[Rezension] Irina Korschunow - "Ebbe und Flut"

Irina Korschunow - Ebbe und Flut
Roman

Verlag: btb-Verlag
Umschlaggestaltung: Design Team München
Umschlagabbildung: AKG; Berlin
ISBN: 3-442-72173-3
Seiten: 283 Seiten
Erschienen: 1. Juli 1997

Buchrückentext
„Ein Hotel auf der Düne, das ist Jakob Nümanns Traum. Eine Reihe von Zufällen macht aus dem Traum Wirklichkeit. Im Frühjahr 1923 strömen die ersten Gäste vom Festland in sein nobles „Bellevue“. Der Aufstieg beginnt, und die schöne Jüdin Sophia macht sein Glück vollkommen. Doch das Glück ist nicht von Dauer: Sophia muss nach Amerika fliehen, der Krieg nimmt Jakob den Sohn, die reichen Gäste bleiben aus …“


Meine Meinung
So ansprechend ich das Cover auch fand und so neugierig mich die gelesenen positiven Rezensionen auch gemacht haben - mich hat dieses Buch leider nicht überzeugen können.

Dabei hätte die Geschichte Potential gehabt: Jakob Nümann kommt in den 20er Jahren des 20. Jahrhunderts durch eine Krankheit auf eine norddeutsche Insel und schafft es dort, seinen Traum – ein eigenes Hotel in den Dünen – zu verwirklichen. 

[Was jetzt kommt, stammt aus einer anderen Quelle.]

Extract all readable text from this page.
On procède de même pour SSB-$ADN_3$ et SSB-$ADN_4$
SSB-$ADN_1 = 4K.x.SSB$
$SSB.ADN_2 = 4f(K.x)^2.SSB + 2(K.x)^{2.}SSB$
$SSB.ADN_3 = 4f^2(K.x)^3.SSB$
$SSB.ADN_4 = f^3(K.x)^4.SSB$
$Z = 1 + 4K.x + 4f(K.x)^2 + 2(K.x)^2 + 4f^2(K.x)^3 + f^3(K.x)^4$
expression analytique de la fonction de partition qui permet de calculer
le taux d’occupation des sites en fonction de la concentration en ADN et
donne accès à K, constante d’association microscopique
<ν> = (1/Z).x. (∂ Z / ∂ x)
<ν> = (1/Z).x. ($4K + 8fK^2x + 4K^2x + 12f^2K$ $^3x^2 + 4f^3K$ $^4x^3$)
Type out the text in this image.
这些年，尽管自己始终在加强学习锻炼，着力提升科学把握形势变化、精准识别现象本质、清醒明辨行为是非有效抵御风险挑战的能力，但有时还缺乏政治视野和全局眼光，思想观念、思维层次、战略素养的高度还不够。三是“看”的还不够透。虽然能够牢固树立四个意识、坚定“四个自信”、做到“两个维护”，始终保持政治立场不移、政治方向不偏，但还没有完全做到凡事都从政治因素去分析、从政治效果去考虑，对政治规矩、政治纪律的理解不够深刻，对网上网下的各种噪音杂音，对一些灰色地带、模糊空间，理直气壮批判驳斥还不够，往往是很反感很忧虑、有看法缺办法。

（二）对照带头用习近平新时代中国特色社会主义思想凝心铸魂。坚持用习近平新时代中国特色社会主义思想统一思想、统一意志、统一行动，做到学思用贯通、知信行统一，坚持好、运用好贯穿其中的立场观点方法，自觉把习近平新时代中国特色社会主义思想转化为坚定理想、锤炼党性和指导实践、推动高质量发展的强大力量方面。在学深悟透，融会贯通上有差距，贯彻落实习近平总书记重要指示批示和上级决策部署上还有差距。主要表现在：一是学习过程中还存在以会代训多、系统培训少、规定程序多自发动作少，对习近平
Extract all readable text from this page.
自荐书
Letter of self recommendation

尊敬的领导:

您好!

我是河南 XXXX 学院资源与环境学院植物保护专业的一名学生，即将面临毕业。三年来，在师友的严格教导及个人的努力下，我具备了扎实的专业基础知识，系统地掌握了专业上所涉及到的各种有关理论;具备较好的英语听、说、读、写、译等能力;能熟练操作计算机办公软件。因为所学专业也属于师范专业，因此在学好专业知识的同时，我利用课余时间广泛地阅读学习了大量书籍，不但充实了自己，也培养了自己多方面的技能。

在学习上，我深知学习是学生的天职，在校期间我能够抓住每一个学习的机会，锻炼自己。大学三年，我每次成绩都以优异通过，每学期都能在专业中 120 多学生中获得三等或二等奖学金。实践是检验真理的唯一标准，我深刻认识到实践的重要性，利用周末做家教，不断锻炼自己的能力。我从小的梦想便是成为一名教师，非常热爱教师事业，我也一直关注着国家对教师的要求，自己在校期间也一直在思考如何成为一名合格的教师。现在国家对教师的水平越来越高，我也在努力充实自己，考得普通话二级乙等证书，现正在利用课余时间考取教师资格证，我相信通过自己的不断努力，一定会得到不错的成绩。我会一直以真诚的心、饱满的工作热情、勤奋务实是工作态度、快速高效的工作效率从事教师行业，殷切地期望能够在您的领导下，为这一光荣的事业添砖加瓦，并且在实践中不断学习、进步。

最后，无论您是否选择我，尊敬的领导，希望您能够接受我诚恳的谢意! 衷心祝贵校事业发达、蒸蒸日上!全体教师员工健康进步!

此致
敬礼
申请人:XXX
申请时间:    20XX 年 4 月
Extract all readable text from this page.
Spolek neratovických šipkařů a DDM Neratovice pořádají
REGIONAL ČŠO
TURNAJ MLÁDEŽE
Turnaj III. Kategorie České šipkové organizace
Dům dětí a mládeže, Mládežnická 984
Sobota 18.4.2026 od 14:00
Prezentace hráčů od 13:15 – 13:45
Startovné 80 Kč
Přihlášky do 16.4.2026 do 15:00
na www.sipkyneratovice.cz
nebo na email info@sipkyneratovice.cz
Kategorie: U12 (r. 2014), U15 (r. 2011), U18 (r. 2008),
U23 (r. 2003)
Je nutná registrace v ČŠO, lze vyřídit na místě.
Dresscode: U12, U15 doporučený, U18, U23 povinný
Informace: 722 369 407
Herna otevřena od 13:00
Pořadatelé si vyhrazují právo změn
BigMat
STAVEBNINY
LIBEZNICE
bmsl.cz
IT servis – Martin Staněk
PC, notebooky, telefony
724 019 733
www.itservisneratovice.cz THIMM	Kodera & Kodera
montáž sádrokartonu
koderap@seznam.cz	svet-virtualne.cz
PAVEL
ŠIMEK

Als Leser begleitet man Jakob in einem großen Teil seines Lebens, erlebt mit ihm das Auf und Ab seiner Ehen, die Höhen und Tiefen in seinem Hotel und natürlich auch die Auswirkungen des Krieges, der auch vor der Insel nicht Halt gemacht hat. 

Was mich sehr gestört hat beim Lesen ist der Schreibstil der Autorin. Ich habe ihn als kalt, distanziert und sehr trocken empfunden, so dass ich weder eine Beziehung zu den Charakteren aufbauen konnte noch mich in das Inselleben einfühlen konnte. Es wird alles sehr lieblos erzählt – oder vielmehr berichtet, denn über große Strecken hatte ich eher das Gefühl, einen Bericht und nicht einen Roman zu lesen. Und so habe ich in die Geschichte einfach nicht reingefunden. Der Protagonist Jakob ist mir stets fremd geblieben, ihn und seine Handlungen konnte ich meist nicht verstehen, aber auch andere Figuren – seine Ehefrauen oder seine Kinder – blieben mir fern und distanziert – und das nicht, weil sie schlecht oder flach gezeichnet sind, sondern weil ich mich beim Lesen immer als Außenstehender gefühlt habe, ausgeschlossen vom Geschehen und nicht als Teil der Geschichte.

Dazu kommt noch, dass die Geschichte selber nicht sonderlich spannend ist und mich leider gar nicht fesseln konnte. Die Dinge geschehen und werden berichtet – so war mein Empfinden beim Lesen. Schade. Mich konnte Irina Korschunow leider nicht überzeugen und ob ich einen weiteren Roman von ihr lesen werde, ist im Moment eher fraglich. Damit will ich nicht sagen, dass das Buch schlecht ist, nur mich haben Schreibstil und Geschichte leider weder ansprechen noch fesseln können.